The Paradiso Files generated headlines when first published in February 2008. Nine days later, Paradiso died at the age of sixty-five without commenting on any of Burke’s accusations, including that he murdered Joan Webster, a Harvard graduate student who disappeared from Logan Airport in 1981. Boston-area prosecutors announced in September 2008 that Burke’s revelations had led them to reopen the unsolved murder cases of three young women – Melodie Stankiewicz, Holly Davidson, and Kathy Williams. There were “too many similarities between the individual cases to ignore,” a prosecutor involved in the new investigation said. Burke’s account leaves little doubt that Paradiso’s deeds should go down in infamy, alongside those of the Boston Strangler.
Timothy Burke grew up in rural upstate New York. The youngest of twelve children, he is a graduate of Syracuse University and Northeastern University School of Law. Burke successfully prosecuted more than twenty-five murder cases and more than fifty major felonies while assigned to the Homicide Unit of the Suffolk County District Attorney’s office, including heading an investigation into the activities of mobster Whitey Bulger, currently number two on the FBI’s Most Wanted List. Legal counsel to more than twenty Massachusetts law enforcement agencies, Burke is married, the father of four children, and maintains an active law practice in suburban Boston.
"The criminal exploits of Boston's most notorious psychopath, fugitive gangster James "Whitey" Bulger, have been well chronicled. Now Timothy M. Burke exposes another sadistic figure who prowled Boston's streets for unsuspecting victims back when Whitey was still the man: Leonard "The Quahog" Paradiso. . . . In a suspenseful account offered by the former prosecutor who sent Paradiso to prison for the 1979 slaying of Marie Ianuzzi, Burke builds a convincing case that the Revere fish peddler was a cunning sexual predator who got away with many more slayings. . . Burke tells a compelling story, with chilling accounts of Paradiso's crimes gleaned from victims' accounts and evidence that never made it to court. . . The story transcends Boston with an insider's view of the criminal justice system. . . It's a good read.
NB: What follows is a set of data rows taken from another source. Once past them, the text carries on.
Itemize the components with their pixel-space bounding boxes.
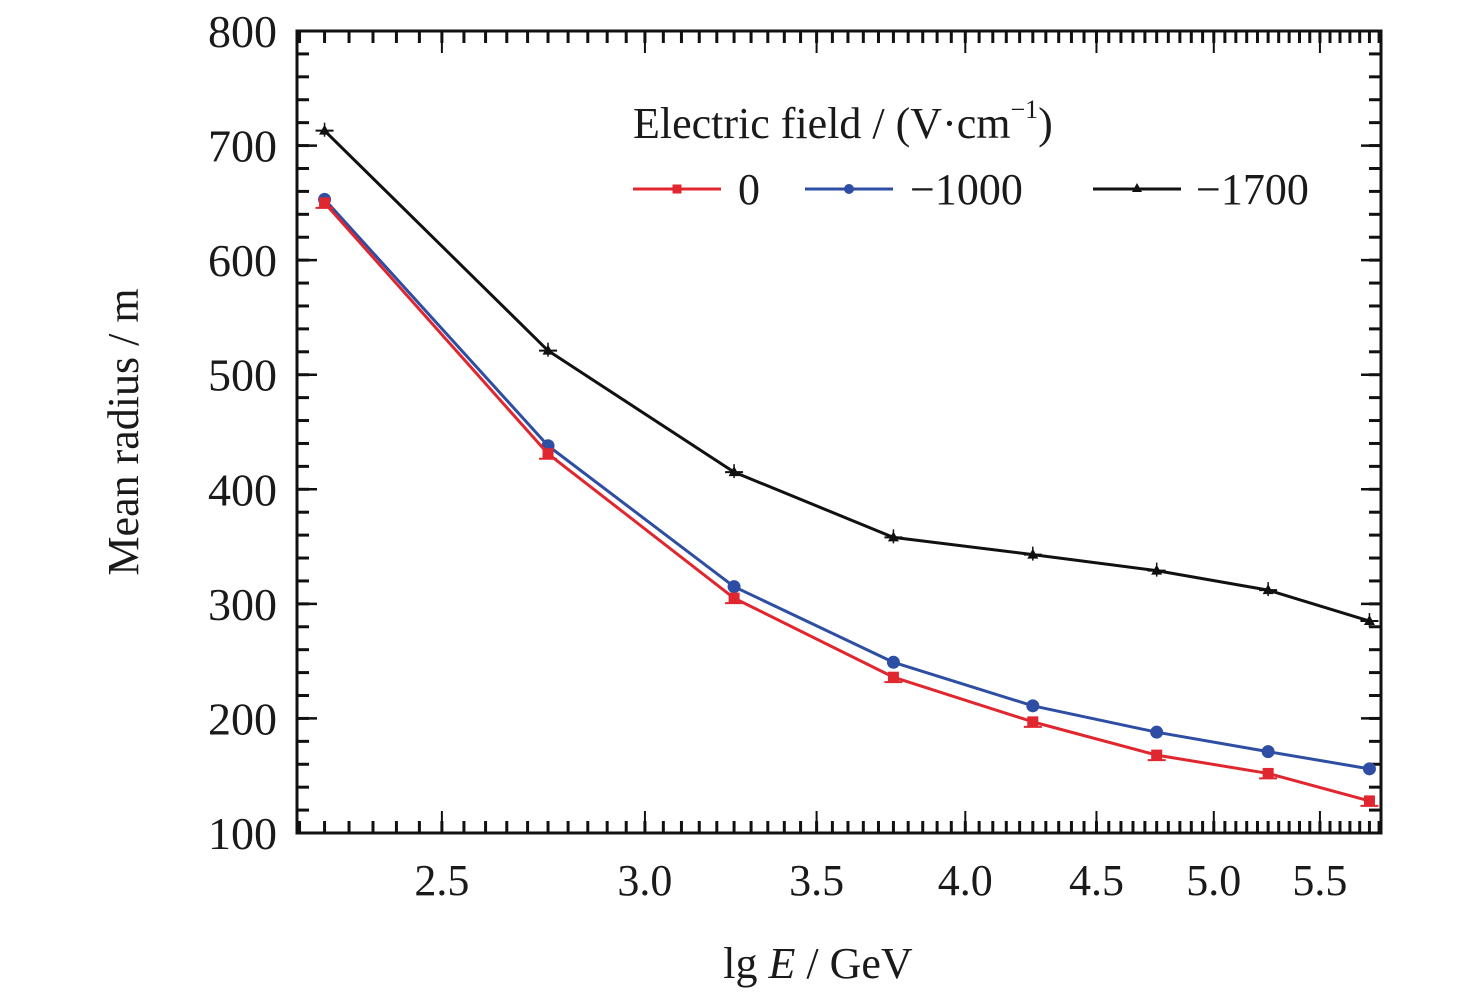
data-point <box>319 197 331 209</box>
legend-swatch-0 <box>633 184 721 194</box>
legend-title: Electric field / (V·cm−1) <box>633 95 1053 148</box>
y-axis-label: Mean radius / m <box>99 288 148 575</box>
x-axis-label-prefix: lg <box>723 939 768 988</box>
y-tick-label: 500 <box>208 350 277 401</box>
plot-frame <box>295 29 1383 835</box>
data-point <box>886 655 900 669</box>
x-tick-label: 3.0 <box>617 856 672 905</box>
data-point <box>1363 795 1375 807</box>
series-0 <box>315 197 1379 807</box>
data-point <box>1150 725 1164 739</box>
data-point <box>1027 716 1039 728</box>
y-tick-label: 600 <box>208 235 277 286</box>
legend-swatch-2 <box>1093 183 1181 192</box>
x-tick-label: 2.5 <box>414 856 469 905</box>
x-tick-label: 3.5 <box>789 856 844 905</box>
legend: Electric field / (V·cm−1) 0 −1000 −1700 <box>633 95 1309 214</box>
x-axis-label-unit: / GeV <box>795 939 913 988</box>
legend-swatch-marker <box>1132 183 1142 192</box>
series-line <box>323 201 1370 803</box>
series-layer <box>315 122 1379 807</box>
major-ticks <box>297 29 1381 835</box>
y-tick-label: 100 <box>208 808 277 859</box>
data-point <box>1262 767 1274 779</box>
data-point <box>1362 762 1376 776</box>
data-point <box>1026 699 1040 713</box>
legend-swatch-marker <box>844 184 854 194</box>
series-line <box>323 198 1370 771</box>
y-tick-label: 300 <box>208 579 277 630</box>
x-tick-label: 4.0 <box>938 856 993 905</box>
data-point <box>728 592 740 604</box>
data-point <box>887 671 899 683</box>
legend-label-1700: −1700 <box>1196 165 1309 214</box>
data-point <box>542 448 554 460</box>
y-tick-label: 800 <box>208 6 277 57</box>
y-tick-label: 200 <box>208 693 277 744</box>
data-point <box>727 580 741 594</box>
legend-label-1000: −1000 <box>910 165 1023 214</box>
data-point <box>1151 749 1163 761</box>
x-axis-label: lg E / GeV <box>723 939 913 988</box>
series-line <box>323 129 1370 623</box>
y-tick-label: 400 <box>208 464 277 515</box>
legend-swatch-marker <box>672 184 682 194</box>
legend-swatch-1 <box>805 184 893 194</box>
x-tick-label: 5.5 <box>1292 856 1347 905</box>
legend-title-close: ) <box>1038 99 1053 148</box>
legend-title-sup: −1 <box>1010 95 1038 124</box>
legend-label-0: 0 <box>738 165 760 214</box>
series-neg1700 <box>315 122 1379 628</box>
x-axis-label-variable: E <box>768 939 796 988</box>
y-tick-label: 700 <box>208 121 277 172</box>
x-tick-labels: 2.5 3.0 3.5 4.0 4.5 5.0 5.5 <box>414 856 1347 905</box>
x-tick-label: 5.0 <box>1186 856 1241 905</box>
minor-ticks <box>297 29 1381 835</box>
y-tick-labels: 100 200 300 400 500 600 700 800 <box>208 6 277 859</box>
x-tick-label: 4.5 <box>1069 856 1124 905</box>
legend-entries <box>633 183 1181 194</box>
legend-title-main: Electric field / (V·cm <box>633 99 1010 148</box>
data-point <box>1261 745 1275 759</box>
And Burke, who led the State Police investigation into Bulger during the 1980s, even manages to slip in a few observations about him" — Boston Globe
"Burke’s colorful and creepy debut takes a Grisham-esque ride through both the legal system and the mind of a killer.
[Burke] believes Lenny "The Quahog" Paradiso was responsible for seven or more killings and nearly as many rapes, including that of Joan Webster, whose 1981 disappearance from Boston’s Logan airport dominated the headlines. With the single-minded fury of a true believer in the legal system, Burke has done everything within his power to prove that Paradiso is a genuine serial killer. Add in some cops out of a Dennis Lehane story, some lawyers out of a Richard North Patterson novel and an oddball assortment of witnesses and jurors, and you’ve got a gripping story. Unlike many true-crime books that claim to read like a novel, this book actually does feel like fiction, primarily because it more or less adheres to a three-act structure and is loaded with vibrant, cinematic dialogue. Burke also does a solid job with characterizations. His portrayal of Paradiso is properly frightening, and most of the secondary players are well fleshed out....
This deserves mention alongside Vincent Bugliosi’s Helter Skelter (1974) and Robert Graysmith’s Zodiac (1986) as a stellar exploration of the soul of a mass murderer."